Midsummer-Night's Dream.
The tide of existence floats downward, and with it go, in their greatest
strength, all those affections that unite families and kindred. We learn
to know our parents in the fullness of their reason, and commonly in the
perfection of their bodily strength. Reverence and respect both mingle
with our love; but the affection, with which we watch the helplessness of
infancy, the interest with which we see the ingenuous and young profiting
by our care, the pride of improvement, and the magic of hope, create an
intensity of sympathy in their favor, that almost equals the identity of
self-love. There is a mysterious and double existence, in the tie that
binds the parent to the child. With a volition and passions of its own,
the latter has power to plant a sting in the bosom of the former, that
shall wound as acutely as the errors which arise from mistakes, almost
from crimes, of its own. But, when the misconduct of the descendant can be
traced to neglect, or to a vicious instruction, then, indeed, even the
pang of a wounded conscience may be added to the sufferings of those who
have gone before. Such, in some measure, was the nature of the pain that
Alderman Van Beverout was condemned to feel, when at leisure to reflect on
the ill-judged measure that had been taken by la belle Barbérie.

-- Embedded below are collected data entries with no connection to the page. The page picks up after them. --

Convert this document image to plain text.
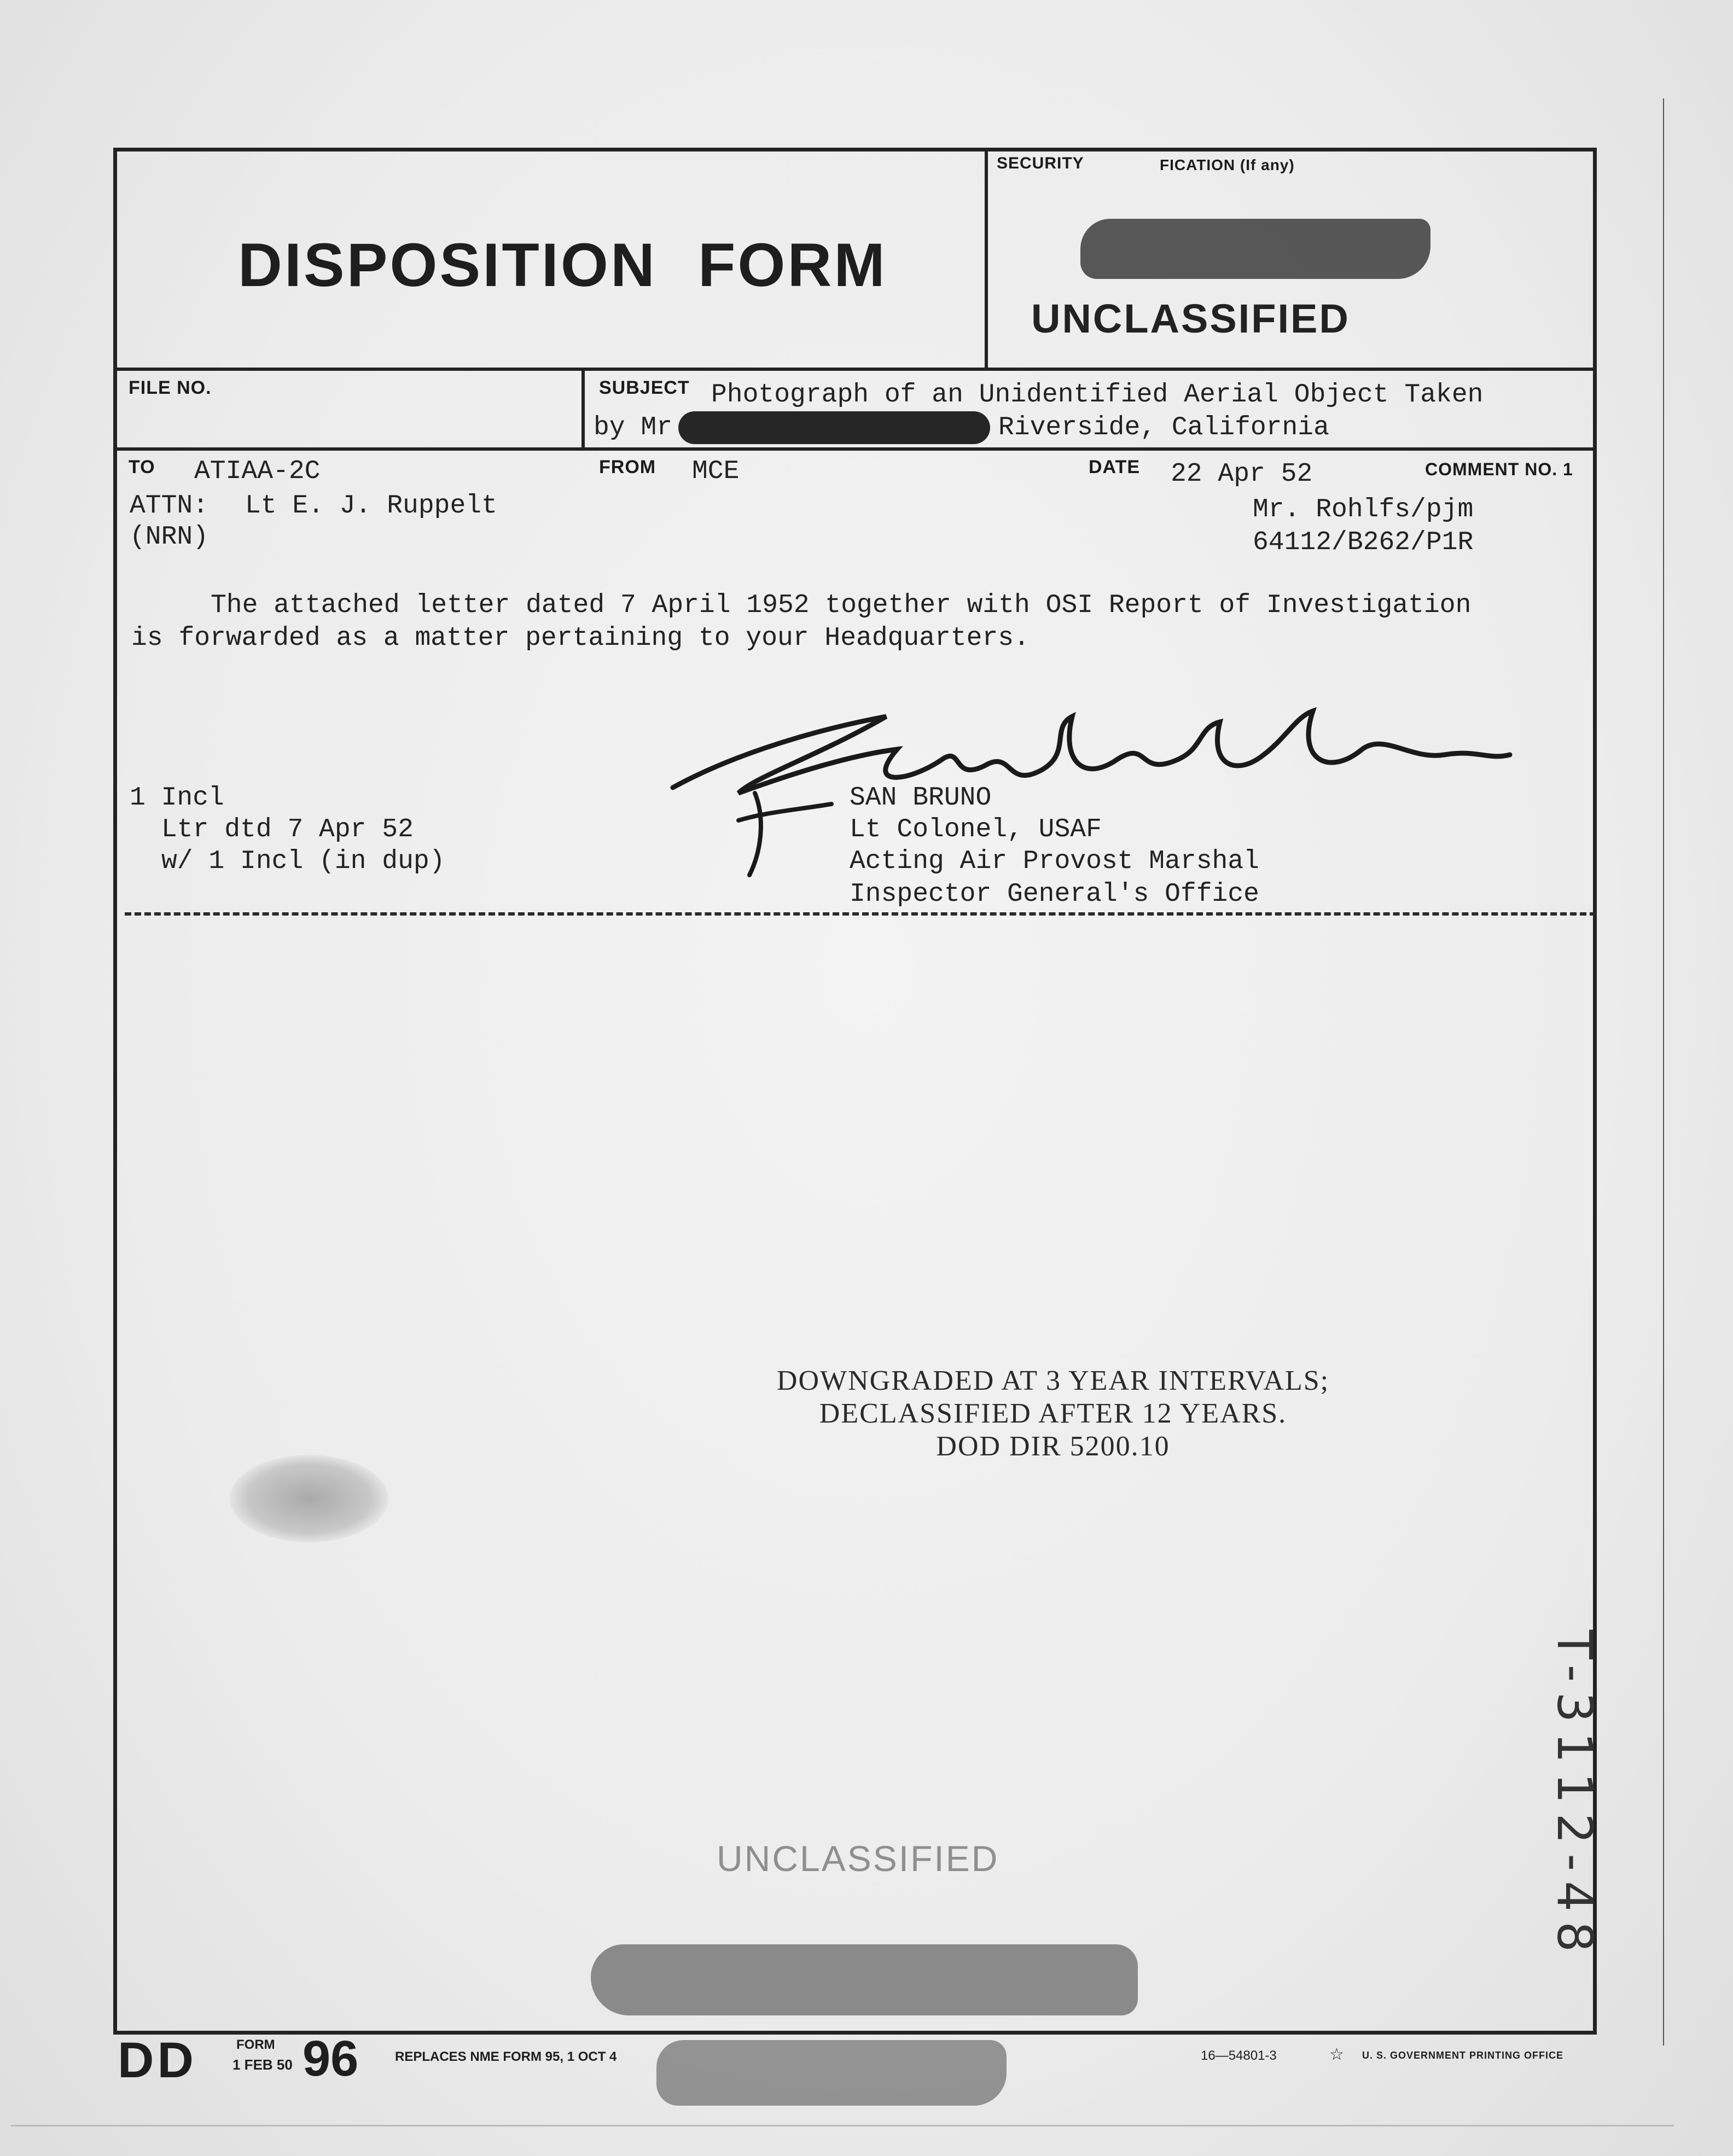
DISPOSITION FORM
SECURITY	FICATION (If any)
UNCLASSIFIED
FILE NO.	SUBJECT Photograph of an Unidentified Aerial Object Taken
by Mr	Riverside, California
TO ATIAA-2C	FROM MCE	DATE 22 Apr 52	COMMENT NO. 1
ATTN: Lt E. J. Ruppelt
(NRN)
Mr. Rohlfs/pjm
64112/B262/P1R
The attached letter dated 7 April 1952 together with OSI Report of Investigation
is forwarded as a matter pertaining to your Headquarters.
1 Incl
Ltr dtd 7 Apr 52
w/ 1 Incl (in dup)
SAN BRUNO
Lt Colonel, USAF
Acting Air Provost Marshal
Inspector General's Office
DOWNGRADED AT 3 YEAR INTERVALS;
DECLASSIFIED AFTER 12 YEARS.
DOD DIR 5200.10
UNCLASSIFIED	T-3112-48
DD	FORM
1 FEB 50 96	REPLACES NME FORM 95, 1 OCT 4	16—54801-3	☆ U. S. GOVERNMENT PRINTING OFFICE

"She was a pleasant and coaxing minx, Patroon," said the burgher, pacing
the room they occupied, with a quick and heavy step, and speaking
unconsciously of his niece, as of one already beyond the interests of
life; "and as wilful and headstrong as an unbroken colt.--Thou hard-riding
imp! I shall never find a match for the poor disconsolate survivor.--But
the girl had a thousand agreeable and delightful ways with her, that made
her the delight of my old days. She has not done wisely, to desert the
friend and guardian of her youth, ay, even of her childhood, in order to
seek protection from strangers. This is an unhappy world, Mr. Van Staats!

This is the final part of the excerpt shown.